The Daily Item
UNIVERSITY PARK — Rocket engines will soon be blazing away in a series of tests at Penn State’s University Park campus, enabling students to gain a better understanding of rocket performance and share some of their knowledge with NASA, according to an agreement reached between the University’s Applied Research Laboratory and NASA’s Lyndon B. Johnson Space Center.
The space center will provide bipropellant rockets — liquid methane/liquid methane control engines — that it developed to the ARL’s Space Systems Initiative for testing and characterization. The first of these engines has already arrived.
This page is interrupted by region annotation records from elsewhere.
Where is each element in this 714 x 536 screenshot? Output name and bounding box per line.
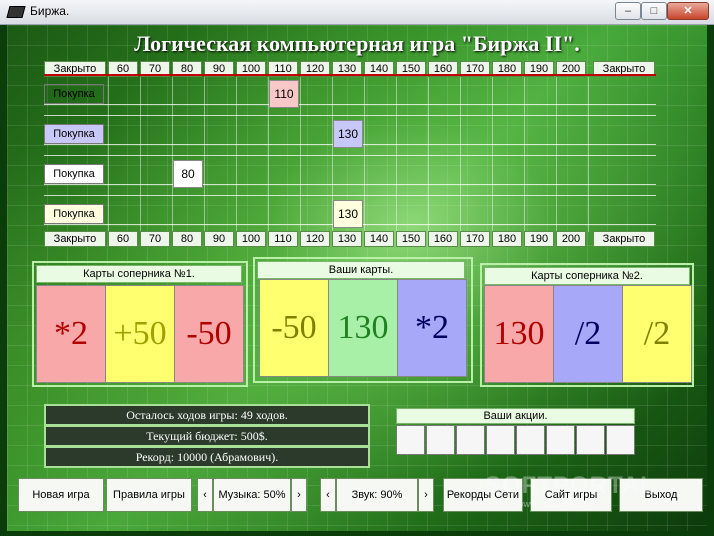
opponent1-card: -50 [174, 285, 244, 383]
closed-label: Закрыто [593, 231, 655, 247]
new-game-button[interactable]: Новая игра [18, 478, 104, 512]
my-card[interactable]: 130 [328, 279, 398, 377]
window-title: Биржа. [30, 4, 70, 18]
opponent1-card: *2 [36, 285, 106, 383]
scale-tick: 150 [396, 231, 426, 247]
share-slot [576, 425, 605, 455]
scale-tick: 70 [140, 231, 170, 247]
scale-tick: 60 [108, 231, 138, 247]
buy-button[interactable]: Покупка [44, 84, 104, 104]
music-increase-button[interactable]: › [291, 478, 307, 512]
my-cards-panel: Ваши карты. -50 130 *2 [253, 257, 473, 383]
buy-button[interactable]: Покупка [44, 164, 104, 184]
music-decrease-button[interactable]: ‹ [197, 478, 213, 512]
opponent2-card: 130 [484, 285, 554, 383]
price-marker: 80 [173, 160, 203, 188]
scale-tick: 130 [332, 231, 362, 247]
scale-tick: 140 [364, 231, 394, 247]
panel-title: Карты соперника №1. [36, 265, 242, 283]
closed-label: Закрыто [44, 231, 106, 247]
my-card[interactable]: -50 [259, 279, 329, 377]
game-title: Логическая компьютерная игра "Биржа II". [134, 31, 580, 56]
scale-tick: 190 [524, 231, 554, 247]
opponent1-card: +50 [105, 285, 175, 383]
music-volume-display: Музыка: 50% [213, 478, 291, 512]
rules-button[interactable]: Правила игры [106, 478, 192, 512]
share-slot [516, 425, 545, 455]
price-marker: 130 [333, 200, 363, 228]
red-limit-line [44, 74, 656, 76]
scale-tick: 200 [556, 231, 586, 247]
sound-decrease-button[interactable]: ‹ [320, 478, 336, 512]
budget-text: Текущий бюджет: 500$. [44, 425, 370, 447]
scale-tick: 110 [268, 231, 298, 247]
maximize-button[interactable]: □ [641, 2, 667, 20]
row-line [44, 115, 656, 116]
price-marker: 130 [333, 120, 363, 148]
share-slot [396, 425, 425, 455]
price-scale-bottom: Закрыто 60 70 80 90 100 110 120 130 140 … [44, 231, 656, 247]
sound-volume-display: Звук: 90% [336, 478, 418, 512]
scale-tick: 160 [428, 231, 458, 247]
app-window: Биржа. – □ ✕ Логическая компьютерная игр… [0, 0, 714, 536]
share-slot [546, 425, 575, 455]
minimize-button[interactable]: – [615, 2, 641, 20]
panel-title: Ваши карты. [257, 261, 465, 279]
price-marker: 110 [269, 80, 299, 108]
scale-tick: 80 [172, 231, 202, 247]
panel-title: Карты соперника №2. [484, 267, 690, 285]
game-area: Логическая компьютерная игра "Биржа II".… [7, 25, 707, 531]
share-slot [606, 425, 635, 455]
title-bar: Биржа. – □ ✕ [0, 0, 714, 25]
record-text: Рекорд: 10000 (Абрамович). [44, 446, 370, 468]
close-button[interactable]: ✕ [667, 2, 709, 20]
sound-increase-button[interactable]: › [418, 478, 434, 512]
opponent2-card: /2 [622, 285, 692, 383]
scale-tick: 170 [460, 231, 490, 247]
shares-title: Ваши акции. [396, 408, 635, 424]
watermark-logo: SOFTPORTAL [485, 472, 656, 499]
opponent2-card: /2 [553, 285, 623, 383]
app-icon [6, 6, 26, 18]
watermark-url: www.softportal.com [517, 499, 596, 509]
scale-tick: 120 [300, 231, 330, 247]
opponent1-cards-panel: Карты соперника №1. *2 +50 -50 [32, 261, 248, 387]
row-line [44, 104, 656, 105]
buy-button[interactable]: Покупка [44, 124, 104, 144]
row-line [44, 184, 656, 185]
share-slot [456, 425, 485, 455]
opponent2-cards-panel: Карты соперника №2. 130 /2 /2 [480, 263, 694, 387]
scale-tick: 90 [204, 231, 234, 247]
scale-tick: 100 [236, 231, 266, 247]
scale-tick: 180 [492, 231, 522, 247]
my-card[interactable]: *2 [397, 279, 467, 377]
row-line [44, 155, 656, 156]
moves-left-text: Осталось ходов игры: 49 ходов. [44, 404, 370, 426]
buy-button[interactable]: Покупка [44, 204, 104, 224]
share-slot [426, 425, 455, 455]
row-line [44, 195, 656, 196]
share-slot [486, 425, 515, 455]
According to Michael V. Paul, who heads the Space Systems Initiative, more than 80 undergraduate and graduate students will have the opportunity to gain hands-on experience in the safe design, construction and operation of high pressure cryogenic systems and rocket engines.
Paul also directs the Penn State Lunar Lion team, part of the Google Lunar XPRIZE, which plans to send a vehicle to the moon, take off from the lunar surface, and land again some distance away.
The rocket engines will be tested in University facilities built for testing high-energy systems for the Navy. The engines burn liquefied oxygen and various hydrocarbons and are considered to be environmentally “green” because they are non-toxic and are safer to use than traditional rocket engine fuels.